I often touch base with alumni, and with the help of social media I’m kept up to date with their goings on. And WOW I could not be prouder of the amazing young adults that have gone through Premiere’s doors! As I hear from another dancer who is auditioning in New York City, or one who is working on her Doctorate, I have come to the conclusion that dance training (be it competitive or recreational), really does translate into LIFE training.
The number one thing I see that as a common denominator in these successful alumni is confidence. In an era where women are often marginalized, and young girls are shrinking away from the spotlight, dancing gives children the confidence to try new things, and to persevere through tough challenges. It is no coincidence that often the students selected to perform speeches in front of the school, or are leaders in their school’s student council are often dancers. This confidence, fostered at a young age through dance, can go a long way!
Another commonality is determination. Whether it be in dance, or through more traditional routes, I often think that a former dancer’s training influences their ability to focus, take risks, and try something again, and again and maybe even again, until they succeed. To many parents’ chagrin, dancers typically don’t accept NO as a final answer.

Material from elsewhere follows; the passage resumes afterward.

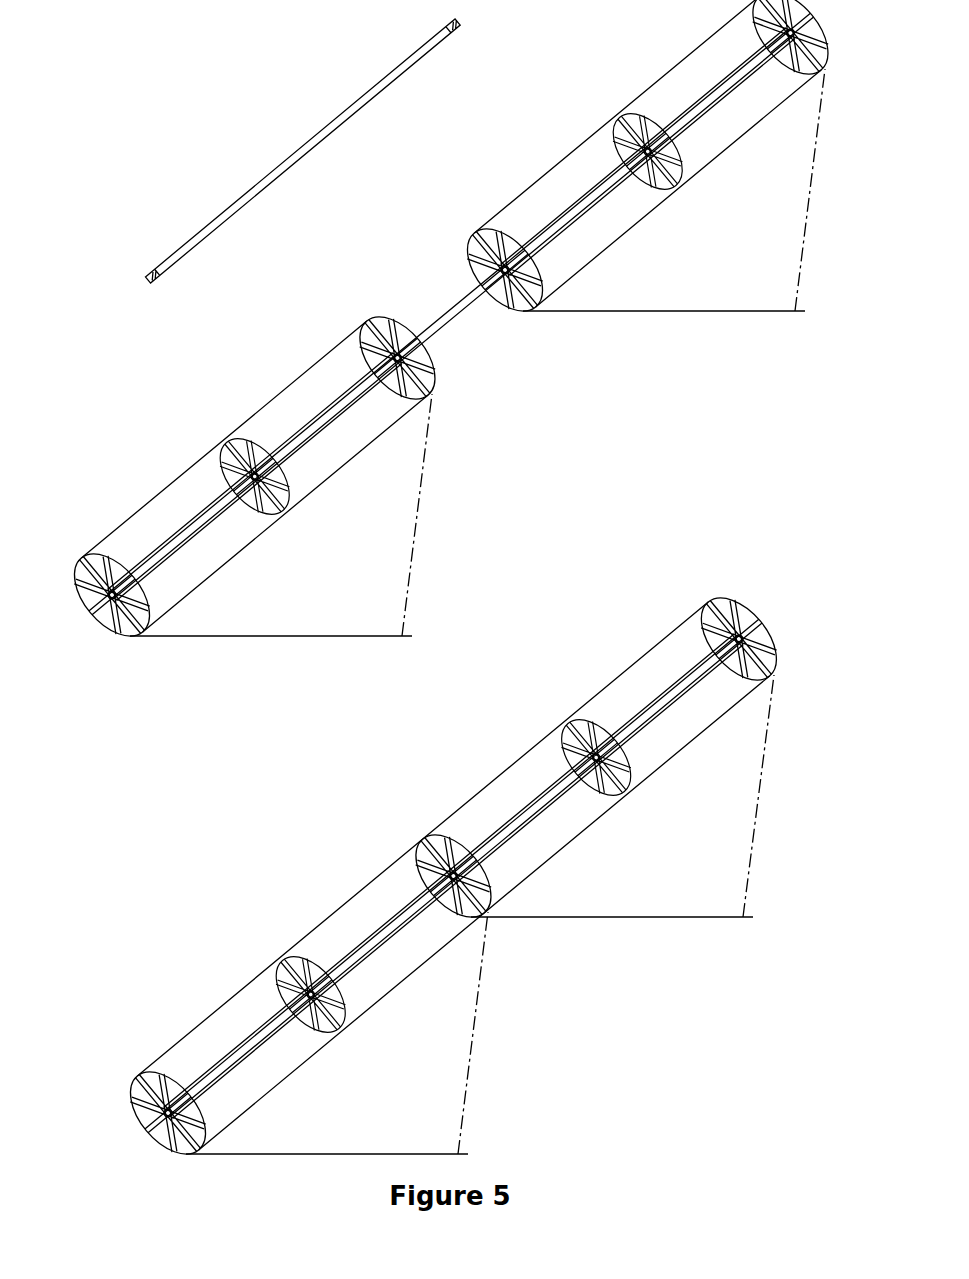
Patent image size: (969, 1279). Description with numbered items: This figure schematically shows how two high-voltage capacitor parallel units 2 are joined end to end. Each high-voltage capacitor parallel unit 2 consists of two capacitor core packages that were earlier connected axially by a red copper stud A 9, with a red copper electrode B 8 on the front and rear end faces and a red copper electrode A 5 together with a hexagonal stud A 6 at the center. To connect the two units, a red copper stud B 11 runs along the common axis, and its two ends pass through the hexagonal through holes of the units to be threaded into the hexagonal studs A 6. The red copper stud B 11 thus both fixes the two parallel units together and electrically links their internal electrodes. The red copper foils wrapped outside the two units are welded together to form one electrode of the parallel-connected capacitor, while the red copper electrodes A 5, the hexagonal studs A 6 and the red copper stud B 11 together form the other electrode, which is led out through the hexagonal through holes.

And then there is the whole ‘time management’ aspect of being involved in an extra-curricular activity. Competitive dance can eat up time that could otherwise be spent on homework. A theory that I strongly believe in is that work expands to take up the amount of time you have to do it. Have an hour to finish that math homework? Guess what, you’ll likely take an hour to do it. Have 45 minutes, you just might finish it in 45 minutes. Plus, knowing that you ‘have dance tonight,’ instead of flopping on the couch to watch Netflix after school, teens will get that homework done before dance. Time management might also entail saying no to a few social engagements, but the variety of like-minded peers at the studio will more than make up for any missed movie nights.

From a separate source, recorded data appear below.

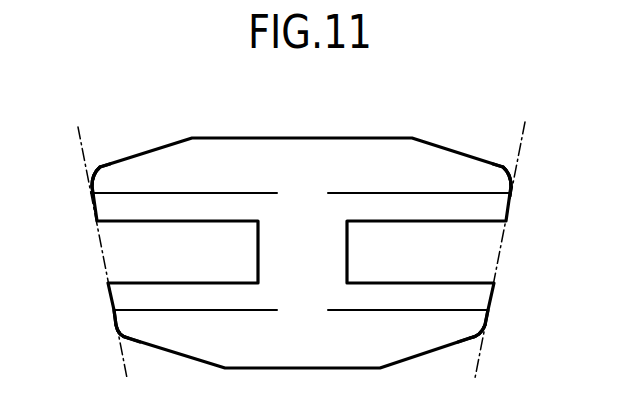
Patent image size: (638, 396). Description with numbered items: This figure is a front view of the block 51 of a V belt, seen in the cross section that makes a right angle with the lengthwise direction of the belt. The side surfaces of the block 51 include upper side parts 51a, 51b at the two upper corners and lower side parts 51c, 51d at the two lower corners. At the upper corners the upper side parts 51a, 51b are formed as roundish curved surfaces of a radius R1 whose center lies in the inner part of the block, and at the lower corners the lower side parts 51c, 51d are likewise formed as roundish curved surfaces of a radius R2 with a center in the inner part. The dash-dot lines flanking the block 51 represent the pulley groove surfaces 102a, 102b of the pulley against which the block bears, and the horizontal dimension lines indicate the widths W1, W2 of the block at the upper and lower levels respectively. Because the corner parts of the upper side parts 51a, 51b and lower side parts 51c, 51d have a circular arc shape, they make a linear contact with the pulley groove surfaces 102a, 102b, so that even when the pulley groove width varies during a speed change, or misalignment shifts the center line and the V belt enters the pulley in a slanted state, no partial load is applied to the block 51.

The block 51 is at (342, 138).
The upper side part 51a is at (95, 169).
The upper side part 51b is at (507, 169).
The lower side part 51c is at (118, 335).
The lower side part 51d is at (478, 338).
The pulley groove surface 102a is at (80, 128).
The pulley groove surface 102b is at (521, 127).
The radius R1 is at (94, 179).
The radius R2 is at (125, 334).
The upper width W1 is at (301, 192).
The lower width W2 is at (301, 309).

When it comes time for university applications, interviews, and auditions, the interpersonal skills dancers acquire through their time dancing give them another advantage. In an era in which texting is the new talking, the dance studio continues to be a phone-free space. Dancers have to TALK TO EACH OTHER! And to instructors, administrators, seamstresses, and other parents. They also have to work together, regardless of whether or not they ‘like’ that person (today) or not. Dancing in a group requires trust and communication, critical skills that young people no longer necessarily develop from traditional schooling.
In summary the biggest life lesson from dance, for me, is that no matter what happens during a dance – the music stops, you fall, you forget the moves – you are taught to JUST KEEP GOING! You go until it is finished. To quote Shakespeare: ‘All the world’s a stage, And the men and women merely players; They have their exits and their entrances, And one man in his time plays many parts, His acts being seven stages.’ On that stage, as in life, people will come and go, your role will change, but the show must go on. You just keep going – your confidence, determination, and ability to lean on, and work with others will give a dancer an edge in an interview or audition alike.